Is that the 1st level thief you're talking about, with the 4% chance to disarm a given trap?
 

MerricB

Eternal Optimist
Supporter
Automatically finding traps takes some of the fun out of them, no? You could require your thief to say "I look (here) for traps," and add the constraint that it takes a certain amount of time...and a chance for a random encounter. (Which would be great, with the thief not being intended for combat!)

Yes, I'd use that.

Is that the 1st level thief you're talking about, with the 4% chance to disarm a given trap?

Yes - 20% chance, and two rolls required. 20% * 20% = 4%. Not good odds!

Cheers!
 

Scrivener of Doom

Adventurer
I occasionally visit Jon Peterson's "Playing at the World" blog, and I was very interested to see that he recently posted the original presentation of the thief class - published in a fanzine courtesy of Gary Gygax, before it was released in Supplement I: Greyhawk.

Of particular note was that Gary gave an example of how the thief worked, and seemed to imply that the thief automatically found traps; given the low chance of removing said traps (10%, also in Greyhawk), this seemed quite sensible.

The other note was that thieves were meant to stay out of combat - which certainly explains their lack of combat skills!

I've written a little more about the thief (and its latest incarnation) on my blog, but I was wondering how you deal (or dealt) with the thief and his finding of traps.

It's funny: 10% seems low, but when you use AD&D's method, the thief has only a 4% chance of finding AND disarming a trap.

Cheers!

You might want to read Old Geezer's posts at rpg.net as well. He played in Gary's games and has commented about how the thief could basically do most things automatically and the percentages only applied to extreme cases. Of course, it's better if you read his explanations rather than my paraphrasing.
 

I've written a little more about the thief (and its latest incarnation) on my blog, but I was wondering how you deal (or dealt) with the thief and his finding of traps.

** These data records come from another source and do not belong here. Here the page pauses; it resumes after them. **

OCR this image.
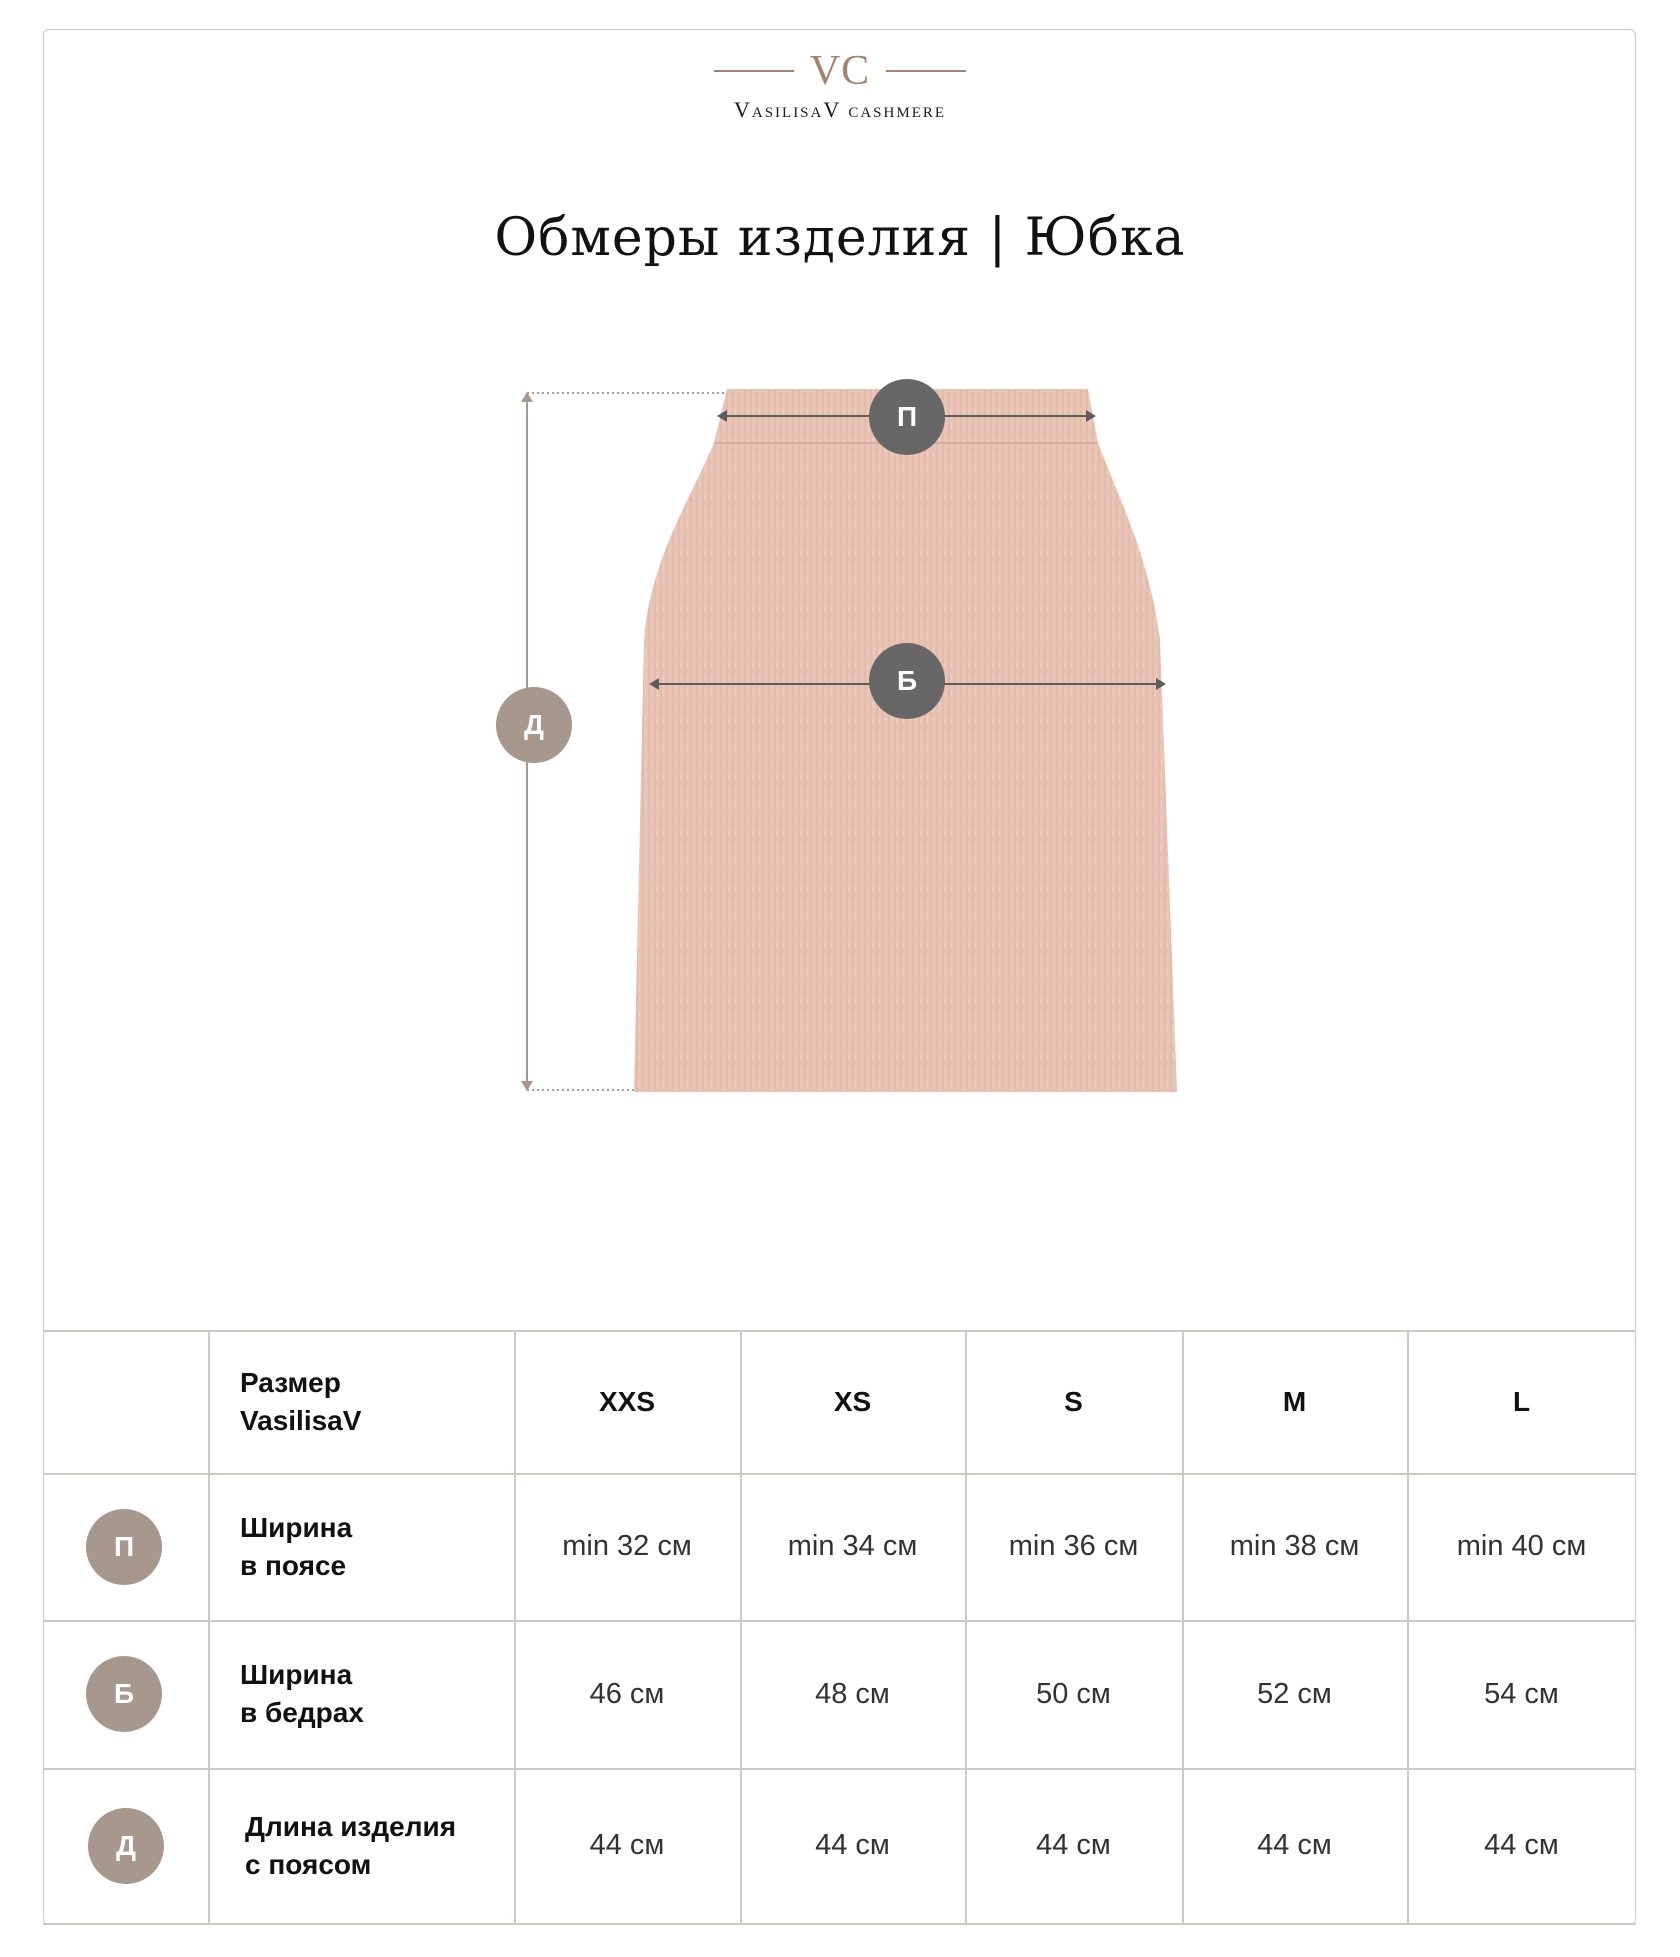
VC
VasilisaV cashmere
Обмеры изделия | Юбка
П
Б
Д
Размер
VasilisaV
XXS	XS	S	M	L
П
Ширина
в поясе
min 32 см	min 34 см	min 36 см	min 38 см	min 40 см
Б
Ширина
в бедрах
46 см	48 см	50 см	52 см	54 см
Д
Длина изделия
с поясом
44 см	44 см	44 см	44 см	44 см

It's funny: 10% seems low, but when you use AD&D's method, the thief has only a 4% chance of finding AND disarming a trap.

Cheers!

What was unspoken regarding the thief class was that the various ability percentages represented the ability of the the thief training over and above the chances that any character gets to do these things.

So a 20% chance seems pretty crappy for a specialist until you consider that this was a fallback percentage in case the player failed to accomplish the task by normal means. It was in effect, a 20% saving throw to do this stuff that no other class got.

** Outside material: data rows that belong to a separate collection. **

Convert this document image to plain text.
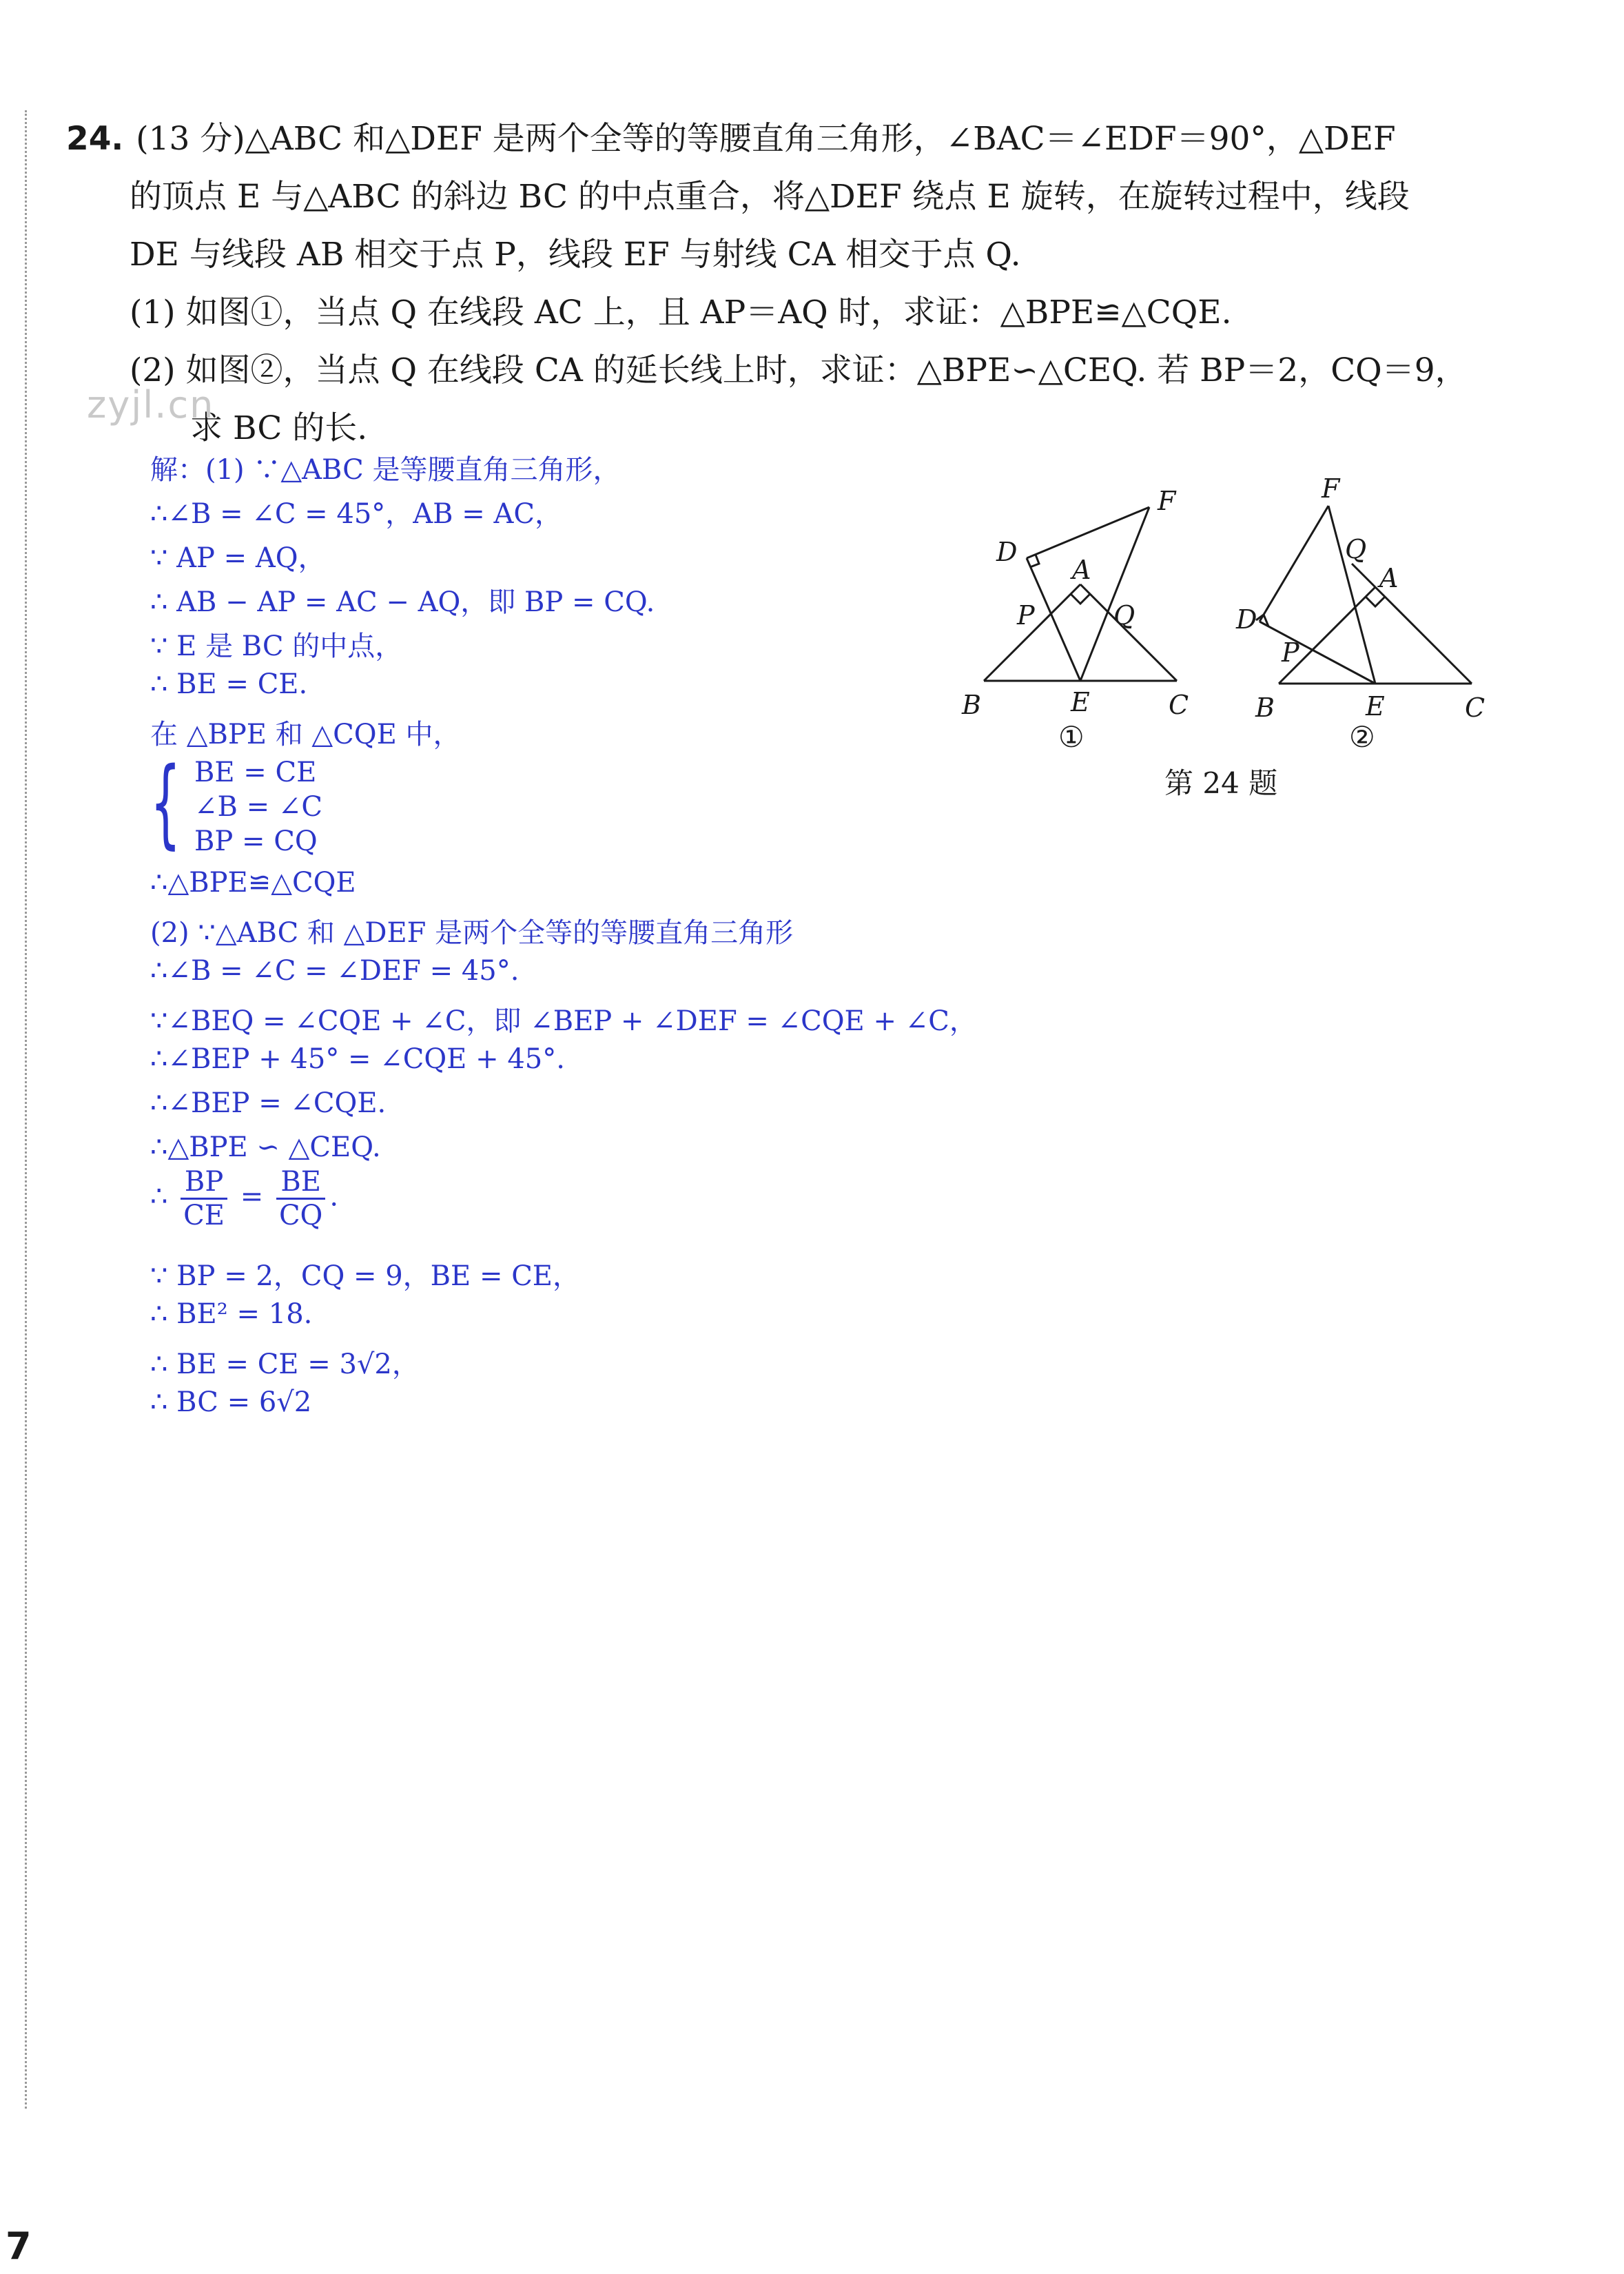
24. (13 分)△ABC 和△DEF 是两个全等的等腰直角三角形，∠BAC＝∠EDF＝90°，△DEF
的顶点 E 与△ABC 的斜边 BC 的中点重合，将△DEF 绕点 E 旋转，在旋转过程中，线段
DE 与线段 AB 相交于点 P，线段 EF 与射线 CA 相交于点 Q.
(1) 如图①，当点 Q 在线段 AC 上，且 AP＝AQ 时，求证：△BPE≌△CQE.
(2) 如图②，当点 Q 在线段 CA 的延长线上时，求证：△BPE∽△CEQ. 若 BP＝2，CQ＝9，
求 BC 的长.
zyjl.cn
解：(1) ∵△ABC 是等腰直角三角形，
∴∠B = ∠C = 45°，AB = AC，
∵ AP = AQ，
∴ AB − AP = AC − AQ，即 BP = CQ.
∵ E 是 BC 的中点，
∴ BE = CE.
在 △BPE 和 △CQE 中，
{ BE = CE
∠B = ∠C
BP = CQ
∴△BPE≌△CQE
(2) ∵△ABC 和 △DEF 是两个全等的等腰直角三角形
∴∠B = ∠C = ∠DEF = 45°.
∵∠BEQ = ∠CQE + ∠C，即 ∠BEP + ∠DEF = ∠CQE + ∠C，
∴∠BEP + 45° = ∠CQE + 45°.
∴∠BEP = ∠CQE.
∴△BPE ∽ △CEQ.
∴ $\frac{BP}{CE} = \frac{BE}{CQ}$ .
∵ BP = 2，CQ = 9，BE = CE，
∴ BE² = 18.
∴ BE = CE = 3√2，
∴ BC = 6√2
B	C
E
A
D
F
P	Q
①
B	C
E
A
D
F
P
Q
②
第 24 题
7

The interesting thing about the whole mess, is the assumption that no one but the thief can even try any of these functions. What happens then, is that the thief truly does become a joke, as that 20% chance now becomes the thief's only hope of accomplishing anything!

As deadly as OD&D combat was, are we to believe that no stealth of any kind was ever employed by the other three classes until the thief joined the lineup? Of course not. The thief and it's poorly communicated function of how it operated was one of the earliest instances of the assumption that anything without a rule in place is impossible to do, which has sadly become a staple attitude about the game ever since.
 

Starfox

Adventurer
What was unspoken regarding the thief class was that the various ability percentages represented the ability of the the thief training over and above the chances that any character gets to do these things.


This is very important the early old-school method everyone could use 10 ft. poles and a lot of other tricks to detect traps. Describe what you did right, and it worked. It was less of method acting and more "this is you in a dungeon, figure it out".